Ich versteh jetzt dein Problem nicht ganz (liegt wahrscheinlich daran, dass du nicht schreibst, was du überhaupt machen willst)

Aber was hindert dich daran, deine Daten in einem Array zu speichern und in Verbindung mit dem Html-Tag für die Textarea über eine while-Schleife das Zeugs nacheinander auszugeben

shutdown


----------



## theflash (29. August 2004)

Also ich brauch eine Seite, bei der ich dynamisch per Javascript neue Textfelder einfügen kann. Diese möchte ich dann nach Möglichkeit in meinem PHP-Script gleich ansprechen können, halt nur mit unterschiedlichem Index. Z.B. $meinetextfelder[0]

Bei Radiobuttons funktioniert das im Prinzip ja auch so.... Alle die zusammen gehören sollen, bekommen von mir den gleichen Namen und dann passts.

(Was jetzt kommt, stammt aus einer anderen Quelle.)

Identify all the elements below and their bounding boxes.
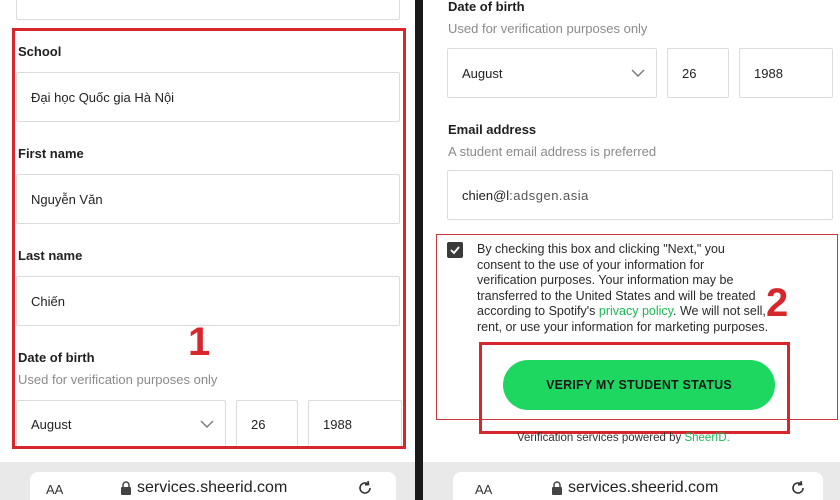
verify-student-status-button[interactable]: VERIFY MY STUDENT STATUS [503, 360, 775, 410]
consent-line-1: By checking this box and clicking "Next,… [477, 242, 725, 256]
reload-icon[interactable] [356, 479, 374, 497]
school-input[interactable]: Đại học Quốc gia Hà Nội [16, 72, 400, 122]
reload-icon[interactable] [789, 479, 807, 497]
dob-month-value: August [31, 416, 72, 432]
last-name-input[interactable]: Chiến [16, 276, 400, 326]
checkmark-icon [450, 246, 460, 255]
sheerid-link[interactable]: SheerID. [684, 432, 729, 444]
url-text: services.sheerid.com [137, 479, 288, 496]
email-value-prefix: chien@l [462, 187, 510, 203]
panel-divider [415, 0, 423, 500]
lock-icon [121, 481, 131, 495]
dob-label: Date of birth [448, 0, 525, 14]
last-name-label: Last name [18, 248, 83, 263]
dob-month-select[interactable]: August [447, 48, 657, 98]
chevron-down-icon [631, 69, 645, 77]
dob-day-input[interactable]: 26 [236, 400, 298, 448]
email-label: Email address [448, 122, 537, 137]
dob-hint: Used for verification purposes only [448, 21, 648, 36]
consent-line-2: consent to the use of your information f… [477, 257, 705, 272]
dob-day-value: 26 [251, 416, 266, 432]
browser-address-bar: AA services.sheerid.com [0, 462, 415, 500]
right-screenshot-panel: Date of birth Used for verification purp… [423, 0, 840, 500]
url-text: services.sheerid.com [568, 479, 719, 496]
url-display[interactable]: services.sheerid.com [120, 479, 287, 497]
text-size-button[interactable]: AA [475, 482, 492, 497]
dob-label: Date of birth [18, 350, 95, 365]
dob-year-input[interactable]: 1988 [739, 48, 833, 98]
dob-day-input[interactable]: 26 [667, 48, 729, 98]
first-name-label: First name [18, 146, 84, 161]
url-display[interactable]: services.sheerid.com [551, 479, 718, 497]
first-name-value: Nguyễn Văn [31, 191, 103, 207]
browser-address-bar: AA services.sheerid.com [423, 462, 840, 500]
lock-icon [552, 481, 562, 495]
dob-month-select[interactable]: August [16, 400, 226, 448]
step-2-number: 2 [766, 281, 789, 325]
last-name-value: Chiến [31, 293, 65, 309]
email-value-masked: :adsgen.asia [509, 187, 589, 203]
dob-year-value: 1988 [754, 65, 783, 81]
consent-checkbox[interactable] [447, 242, 463, 258]
chevron-down-icon [200, 420, 214, 428]
dob-year-input[interactable]: 1988 [308, 400, 402, 448]
text-size-button[interactable]: AA [46, 482, 63, 497]
privacy-policy-link[interactable]: privacy policy [599, 304, 673, 318]
left-screenshot-panel: School Đại học Quốc gia Hà Nội First nam… [0, 0, 415, 500]
email-input[interactable]: chien@l:adsgen.asia [447, 170, 833, 220]
dob-month-value: August [462, 65, 503, 81]
school-value: Đại học Quốc gia Hà Nội [31, 89, 175, 105]
consent-line-5-pre: according to Spotify's [477, 304, 599, 318]
consent-line-5-post: . We will not sell, [673, 304, 766, 318]
dob-hint: Used for verification purposes only [18, 372, 218, 387]
step-1-number: 1 [188, 320, 211, 364]
powered-by-prefix: Verification services powered by [517, 432, 685, 444]
dob-year-value: 1988 [323, 416, 352, 432]
email-hint: A student email address is preferred [448, 144, 657, 159]
powered-by-text: Verification services powered by SheerID… [517, 432, 730, 444]
previous-field[interactable] [16, 0, 400, 20]
first-name-input[interactable]: Nguyễn Văn [16, 174, 400, 224]
school-label: School [18, 44, 62, 59]
dob-day-value: 26 [682, 65, 697, 81]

Ich möchte nun wissen, ob dies auch mit Textfeldern möglich ist, bzw. so etwas in der Art....

Das Ganze ist jetzt natürlich etwas sprachenübergreifend, aber in irgendein Forum hier muss ich es ja posten....


----------



## Sven Mintel (30. August 2004)

Das kannst du auch mit <input type="text"> oder sonstigen, beliebigen Formularelementen machen.

Wichtig ist halt bloss, dass der Name der Formularelemente mit [] endet....damit sie alle übertragen werden.


----------



## theflash (1. September 2004)

thx, genau das hab ich gesucht


----------